Centrafrique: décryptage analytique du projet d’accord de coopération militaire avec la fédération de Russie

Selemby doudou bernardLa profonde crise politico-militaire qui a secoué la Centrafrique depuis 2013 a enregistré de milliers de morts, des déplacés ainsi que des réfugiés. Pour maîtriser le flux des armes disséminées sur l’étendue du territoire national, l’ONU a placé la Centrafrique sous embargo lui interdisant de se procurer des armes, des munitions ainsi que des équipements militaires. Suite aux constats alarmants des experts, l’ONU a décidé en 2017 de prolonger l’embargo pour une année supplémentaire.                                    Bernard Selemby-Doudou@bsd

Animé par le souci de pacifier le pays, les autorités centrafricaines ont multiplié des offensives diplomatiques, des partenariats qui ont abouti à la levée partielle de l’embargo négocié par la fédération de Russie auprès du conseil de sécurité de l’ONU. C’est dans la suite logique de ce partenariat qu’un projet d’accord de défense a été initié et signé le 21 août 2918 à Moscou entre les ministres respectifs de la defense nationale.

S’agissant de la procédure et conformément aux dispositions de l’article 60 et 91 de la constitution, le conseil de ministre doit examiner le projet de loi et recueillir obligatoirement l’autorisation préalable du parlement avant la ratification.

C’est ainsi que le ministre délégué auprès du ministre des affaires étrangères chargé de la francophonie et du protocole d’Etat a soumis au bureau de l’Assemblée nationale le 6 décembre 2018 le projet d’accord de défense pour discussion et amendements. Ensuite, un vote sera proposé en plénière pour ratification. Ainsi, quel est le contenu de ce projet d’accord de défense caché depuis des mois et rendu public tardivement ?

L’ossature de l’accord de défense entre la Centrafrique et la Russie est constitué de 11 articles avec un préambule qui rappelle les relations d’amitié entre les deux pays sans réaffirmer notre souveraineté qui rappelle notre indépendance, l’inviolabilité et l’intangibilité de notre territoire.

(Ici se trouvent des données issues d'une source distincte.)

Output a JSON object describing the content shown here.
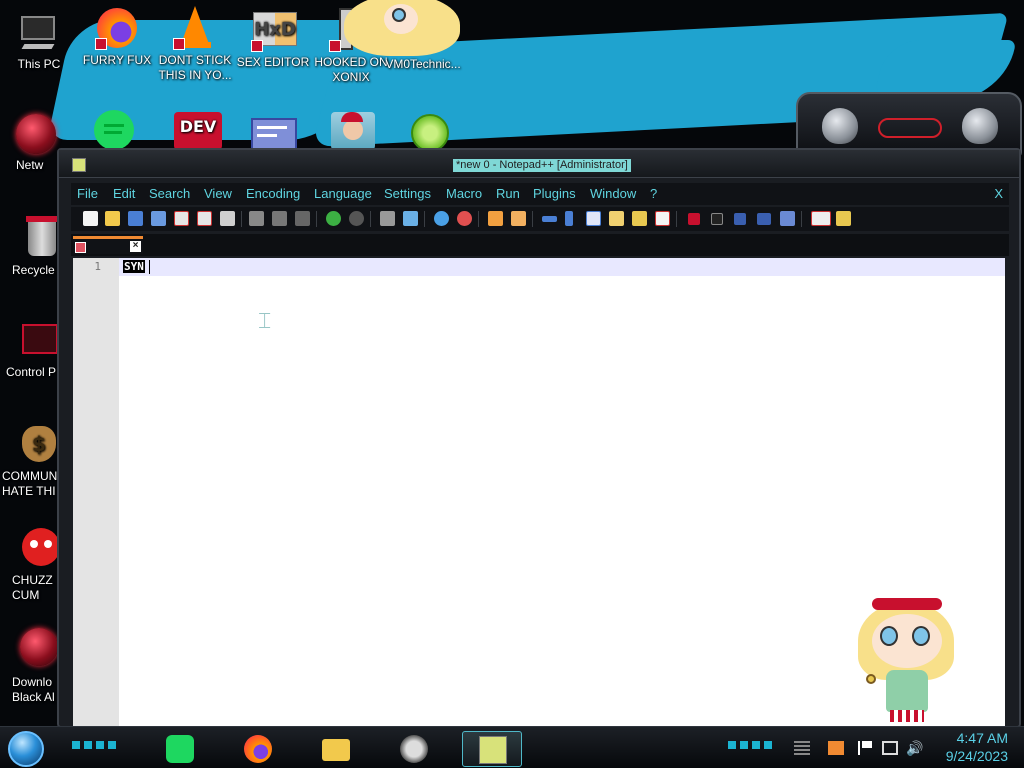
{
  "desktop": {
    "icons_top": [
      {
        "label": "This PC",
        "icon": "computer-icon"
      },
      {
        "label": "FURRY FUX",
        "icon": "firefox-icon"
      },
      {
        "label": "DONT STICK THIS IN YO...",
        "icon": "vlc-icon"
      },
      {
        "label": "SEX EDITOR",
        "icon": "hxd-icon"
      },
      {
        "label": "HOOKED ON XONIX",
        "icon": "app-icon"
      },
      {
        "label": "VM0Technic...",
        "icon": "character-icon"
      }
    ],
    "icons_left": [
      {
        "label": "Netw",
        "icon": "network-icon"
      },
      {
        "label": "Recycle",
        "icon": "recycle-bin-icon"
      },
      {
        "label": "Control P",
        "icon": "control-panel-icon"
      },
      {
        "label": "COMMUN HATE THI",
        "icon": "money-bag-icon"
      },
      {
        "label": "CHUZZ CUM",
        "icon": "chuzzle-icon"
      },
      {
        "label": "Downlo Black Al",
        "icon": "alien-orb-icon"
      }
    ],
    "icons_row2": [
      {
        "icon": "spotify-icon"
      },
      {
        "label": "DEV",
        "icon": "devcpp-icon"
      },
      {
        "icon": "window-app-icon"
      },
      {
        "icon": "santa-icon"
      },
      {
        "icon": "lime-icon"
      }
    ]
  },
  "npp": {
    "title": "*new 0 - Notepad++ [Administrator]",
    "menu": [
      "File",
      "Edit",
      "Search",
      "View",
      "Encoding",
      "Language",
      "Settings",
      "Macro",
      "Run",
      "Plugins",
      "Window",
      "?"
    ],
    "close_label": "X",
    "tab_close_label": "×",
    "line_number": "1",
    "line_text": "SYN"
  },
  "taskbar": {
    "time": "4:47 AM",
    "date": "9/24/2023",
    "apps": [
      "spotify-icon",
      "firefox-icon",
      "file-explorer-icon",
      "skull-app-icon",
      "notepadpp-icon"
    ]
  },
  "colors": {
    "menu_text": "#5fd4e0",
    "accent_tab": "#f08a32",
    "wallpaper_brush": "#1fa3cf"
  }
}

Ce même préambule a omis de mettre un garde-fou contre une quelconque ingérences dans les affaires intérieures de chaque État.

  • Le survol lapidaire de l’accord de défense qui donne une base juridique à la présence militaire russe sur le territoire national évoque le but de l’accord en son article premier.
  • Le second article qui concerne la direction de la coopération nous évoque les modalités de réalisation de l’accord qui se fera par un échange d’expérience en vue de renforcer les capacités et également une assistance technique militaire.
  • L’article 3 s’attarde sur les formes de la coopération qui se fera par des visites officielles, des consultations, des séminaires ou conférences et des visites de l’aviation militaire.
  • L’article 4 quant à lui évoque la réalisation des accords c’est à dire la création de groupes de travail conjoint.
  • L’article 5 par contre qui est assimilable à l’article 8 définit les conditions financières c’est à dire que chaque partie doit rembourser elle-même les dépenses de ses événements prévus par l’accord.
  • Les articles 6 à 10 correspondent aux exigences traditionnelles des contrats entre les parties contractantes.
  • Enfin, l’article 11 qui détermine l’échéance du contrat car il s’agit d’un contrat à durée indéterminée résiliable à la demande d’une partie et cela par voie diplomatique.

 

Telles sont les principales idées que comporte l’accord de défense entre la Centrafrique et la Russie. La lecture synoptique du contrat de défense a poussé le citoyen lambda à s’interroger en monologuant :

  • D’abord du point de vue de la forme, pourquoi ce projet de contrat est arrivé à l’Assemblée nationale juste au moment où la présidente de la commission "affaires étrangères" est absente car ce n’est pas la première fois qu’une demande de ratification se présente à son absence ?
  • Cela relève-t-il d’un simple hasard de calendrier ou s’agit-il d’un agenda caché ?
  • Pourquoi l’exposé de motif du projet de contrat soumis aux parlementaires a été présenté et signé par le ministre délégué chargé de la francophonie alors que le ministre des affaires étrangères non empêché est présent à Bangui ?
  • Ce phénomène confirme-t-il la mise en quarantaine avant limogeage du ministre des affaires étrangères ?

 

Nous vous rappelons au passage qu’un ministre délégué est administrativement placé sous l’autorité d’un ministre et souvent en charge d’un dossier précis. Dans les grandes démocraties, le ministre délégué ne participe au conseil de ministre que lorsque l’ordre du jour touche à son domaine.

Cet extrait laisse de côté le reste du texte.